There is a popular misconception that UDFs have adverse
effect on performance. As a blanket statement, this is simply not true. In
fact, inline table-valued UDFs are actually macros – the optimizer is very well
capable rewriting queries involving them as well as optimizing them. However,
scalar UDFs are usually very slow. I will provide a short example.
Prerequisites
Here is the script to create and populate the tables:
CREATE TABLE
States(Code CHAR(2), [Name] VARCHAR(40), CONSTRAINT
PK_States PRIMARY KEY(Code))
GO
INSERT States(Code, [Name]) VALUES('IL', 'Illinois')
INSERT States(Code, [Name]) VALUES('WI', 'Wisconsin')
INSERT States(Code, [Name]) VALUES('IA', 'Iowa')
INSERT States(Code, [Name]) VALUES('IN', 'Indiana')
INSERT States(Code, [Name]) VALUES('MI', 'Michigan')
GO
CREATE TABLE
Observations(ID INT
NOT NULL,
StateCode CHAR(2), CONSTRAINT
PK_Observations PRIMARY KEY(ID))
GO
SET NOCOUNT
ON
DECLARE @i INT
SET @i=0
WHILE @i<100000
BEGIN
SET @i = @i + 1
INSERT
Observations(ID,
StateCode)
SELECT @i, CASE WHEN @i % 5 = 0 THEN 'IL'
WHEN @i % 5 = 1 THEN 'IA'
WHEN @i % 5 = 2 THEN 'WI'
WHEN @i % 5 = 3 THEN 'IA'
WHEN @i % 5 = 4 THEN 'MI'
END
END
GO
When a query
involving a UDF is rewritten as an outer join.

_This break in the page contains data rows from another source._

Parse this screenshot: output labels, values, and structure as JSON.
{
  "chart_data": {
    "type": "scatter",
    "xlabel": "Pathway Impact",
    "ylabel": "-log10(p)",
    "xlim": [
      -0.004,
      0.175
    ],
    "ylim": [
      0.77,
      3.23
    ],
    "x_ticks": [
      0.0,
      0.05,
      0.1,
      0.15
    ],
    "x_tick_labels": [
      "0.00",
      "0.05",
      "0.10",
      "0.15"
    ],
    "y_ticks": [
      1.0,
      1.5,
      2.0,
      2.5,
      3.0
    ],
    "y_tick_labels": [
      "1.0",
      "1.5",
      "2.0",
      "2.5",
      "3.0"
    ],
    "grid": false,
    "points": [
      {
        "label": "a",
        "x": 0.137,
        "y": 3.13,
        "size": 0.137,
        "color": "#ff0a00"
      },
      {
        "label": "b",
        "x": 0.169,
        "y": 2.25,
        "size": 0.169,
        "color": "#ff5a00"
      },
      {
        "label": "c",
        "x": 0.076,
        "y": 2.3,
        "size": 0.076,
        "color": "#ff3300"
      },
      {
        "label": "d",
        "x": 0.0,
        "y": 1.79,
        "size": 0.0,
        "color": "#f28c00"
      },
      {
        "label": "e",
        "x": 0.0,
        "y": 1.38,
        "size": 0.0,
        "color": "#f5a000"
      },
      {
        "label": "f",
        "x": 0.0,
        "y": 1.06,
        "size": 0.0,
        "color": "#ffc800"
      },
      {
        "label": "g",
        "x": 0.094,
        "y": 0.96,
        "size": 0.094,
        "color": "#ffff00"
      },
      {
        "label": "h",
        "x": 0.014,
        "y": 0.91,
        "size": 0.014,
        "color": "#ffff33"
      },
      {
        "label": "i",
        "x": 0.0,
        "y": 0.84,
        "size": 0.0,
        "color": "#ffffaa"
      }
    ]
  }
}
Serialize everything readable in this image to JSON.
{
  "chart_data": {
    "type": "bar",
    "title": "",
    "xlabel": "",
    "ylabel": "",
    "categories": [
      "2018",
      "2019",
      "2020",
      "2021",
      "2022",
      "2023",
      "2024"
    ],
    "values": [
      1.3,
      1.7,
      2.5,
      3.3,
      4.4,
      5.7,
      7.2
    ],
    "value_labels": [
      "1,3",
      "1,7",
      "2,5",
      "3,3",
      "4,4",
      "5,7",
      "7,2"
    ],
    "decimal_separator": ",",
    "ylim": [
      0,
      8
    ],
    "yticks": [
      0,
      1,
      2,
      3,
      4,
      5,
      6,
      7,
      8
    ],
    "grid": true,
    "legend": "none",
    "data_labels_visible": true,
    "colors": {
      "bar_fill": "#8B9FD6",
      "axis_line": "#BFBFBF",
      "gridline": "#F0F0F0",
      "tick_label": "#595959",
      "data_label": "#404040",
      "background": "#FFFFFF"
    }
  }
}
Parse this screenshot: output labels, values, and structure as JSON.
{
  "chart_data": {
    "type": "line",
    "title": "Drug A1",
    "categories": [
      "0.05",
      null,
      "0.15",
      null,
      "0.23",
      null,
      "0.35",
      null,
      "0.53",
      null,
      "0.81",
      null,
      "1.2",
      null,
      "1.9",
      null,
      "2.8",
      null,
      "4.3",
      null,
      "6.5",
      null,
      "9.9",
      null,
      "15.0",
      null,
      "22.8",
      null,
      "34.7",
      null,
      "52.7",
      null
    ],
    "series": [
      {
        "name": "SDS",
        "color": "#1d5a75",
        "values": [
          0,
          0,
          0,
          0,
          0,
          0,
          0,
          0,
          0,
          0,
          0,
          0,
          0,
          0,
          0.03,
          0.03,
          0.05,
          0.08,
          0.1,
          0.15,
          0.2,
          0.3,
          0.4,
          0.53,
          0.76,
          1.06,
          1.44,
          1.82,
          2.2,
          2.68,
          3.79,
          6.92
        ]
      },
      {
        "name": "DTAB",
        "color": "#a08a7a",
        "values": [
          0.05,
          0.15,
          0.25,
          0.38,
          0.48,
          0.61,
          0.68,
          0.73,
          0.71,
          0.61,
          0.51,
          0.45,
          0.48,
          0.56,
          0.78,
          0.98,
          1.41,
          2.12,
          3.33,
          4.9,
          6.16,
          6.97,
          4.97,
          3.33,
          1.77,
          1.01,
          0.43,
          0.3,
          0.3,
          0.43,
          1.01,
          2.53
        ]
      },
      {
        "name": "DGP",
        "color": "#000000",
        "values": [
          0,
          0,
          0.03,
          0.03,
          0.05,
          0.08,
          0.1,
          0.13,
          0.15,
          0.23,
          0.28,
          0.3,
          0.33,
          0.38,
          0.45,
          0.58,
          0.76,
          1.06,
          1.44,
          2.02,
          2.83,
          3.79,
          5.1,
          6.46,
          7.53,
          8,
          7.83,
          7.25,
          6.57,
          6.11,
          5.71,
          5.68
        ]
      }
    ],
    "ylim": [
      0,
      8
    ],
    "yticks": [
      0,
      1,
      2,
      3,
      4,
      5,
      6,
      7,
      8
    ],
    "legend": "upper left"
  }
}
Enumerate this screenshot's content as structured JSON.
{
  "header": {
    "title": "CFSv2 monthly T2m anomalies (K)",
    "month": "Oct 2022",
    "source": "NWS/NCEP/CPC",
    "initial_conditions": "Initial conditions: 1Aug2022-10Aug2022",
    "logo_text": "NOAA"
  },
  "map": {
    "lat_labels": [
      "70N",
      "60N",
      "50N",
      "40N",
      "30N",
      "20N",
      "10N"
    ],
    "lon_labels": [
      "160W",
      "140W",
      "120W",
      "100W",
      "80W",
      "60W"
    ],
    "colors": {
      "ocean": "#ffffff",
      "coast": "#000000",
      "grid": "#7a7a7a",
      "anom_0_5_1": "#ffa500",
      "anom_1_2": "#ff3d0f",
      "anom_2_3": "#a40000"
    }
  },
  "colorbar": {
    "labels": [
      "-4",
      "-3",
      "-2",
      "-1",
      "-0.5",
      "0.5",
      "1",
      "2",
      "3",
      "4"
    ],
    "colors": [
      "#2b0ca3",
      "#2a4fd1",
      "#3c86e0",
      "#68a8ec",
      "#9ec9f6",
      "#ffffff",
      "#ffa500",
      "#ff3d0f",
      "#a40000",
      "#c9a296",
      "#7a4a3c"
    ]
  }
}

Consider the following query:
SELECT o.ID, s.[name] AS StateName
INTO dbo.ObservationsWithStateNames_Join
FROM dbo.Observations o LEFT OUTER JOIN dbo.States s ON o.StateCode = s.Code
/*
SQL Server parse
and compile time:
CPU time = 0 ms, elapsed time = 1 ms.
Table
'Worktable'. Scan count 0, logical reads 0, physical reads 0, read-ahead reads
0, lob logical reads 0, lob physical reads 0, lob read-ahead reads 0.
Table
'Observations'. Scan count 1, logical reads 188, physical reads 0, read-ahead
reads 0, lob logical reads 0, lob physical reads 0, lob read-ahead reads 0.
Table 'States'.
Scan count 1, logical reads 2, physical reads 0, read-ahead reads 0, lob
logical reads 0, lob physical reads 0, lob read-ahead reads 0.
SQL Server
Execution Times:
CPU time = 187 ms, elapsed time = 188 ms.
*/
And compare it to a query involving an inline table valued
UDF:
CREATE FUNCTION
dbo.GetStateName_Inline(@StateCode
CHAR(2))
RETURNS TABLE
AS
RETURN(SELECT [Name] FROM dbo.States WHERE Code =
@StateCode);
GO
SELECT ID,
(SELECT [name] FROM dbo.GetStateName_Inline(StateCode)) AS StateName
INTO dbo.ObservationsWithStateNames_Inline
FROM dbo.Observations
Both its execution plan and its execution costs are the same
– the optimizer has rewritten it as an outer join. Don’t underestimate the
power of the optimizer!
A query involving a
scalar UDF is much slower.
Here is a scalar UDF:
CREATE FUNCTION
dbo.GetStateName(@StateCode
CHAR(2))
RETURNS VARCHAR(40)
AS
BEGIN
DECLARE @ret VARCHAR(40)
SET @ret = (SELECT [Name] FROM
dbo.States WHERE
Code = @StateCode)
RETURN @ret
END
GO
Clearly the query using this UDF provides the same results
but it has a different execution plan and it is dramatically slower:
/*
SQL Server parse
and compile time:
CPU time = 0 ms, elapsed time = 3 ms.
Table
'Worktable'. Scan count 1, logical reads 202930, physical reads 0, read-ahead
reads 0, lob logical reads 0, lob physical reads 0, lob read-ahead reads 0.
Table
'Observations'. Scan count 1, logical reads 188, physical reads 0, read-ahead
reads 0, lob logical reads 0, lob physical reads 0, lob read-ahead reads 0.
SQL Server
Execution Times:
CPU time = 11890 ms, elapsed time = 38585 ms.
*/
As you have seen, the optimizer can rewrite and optimize
queries involving inline table valued UDFs. On the other hand, queries
involving scalar UDFs are not rewritten by the optimizer – the execution of the
last query includes one function call per row, which is very slow.
Also thank you Peter and Adam for setting me up as a blogger on this wonderful site!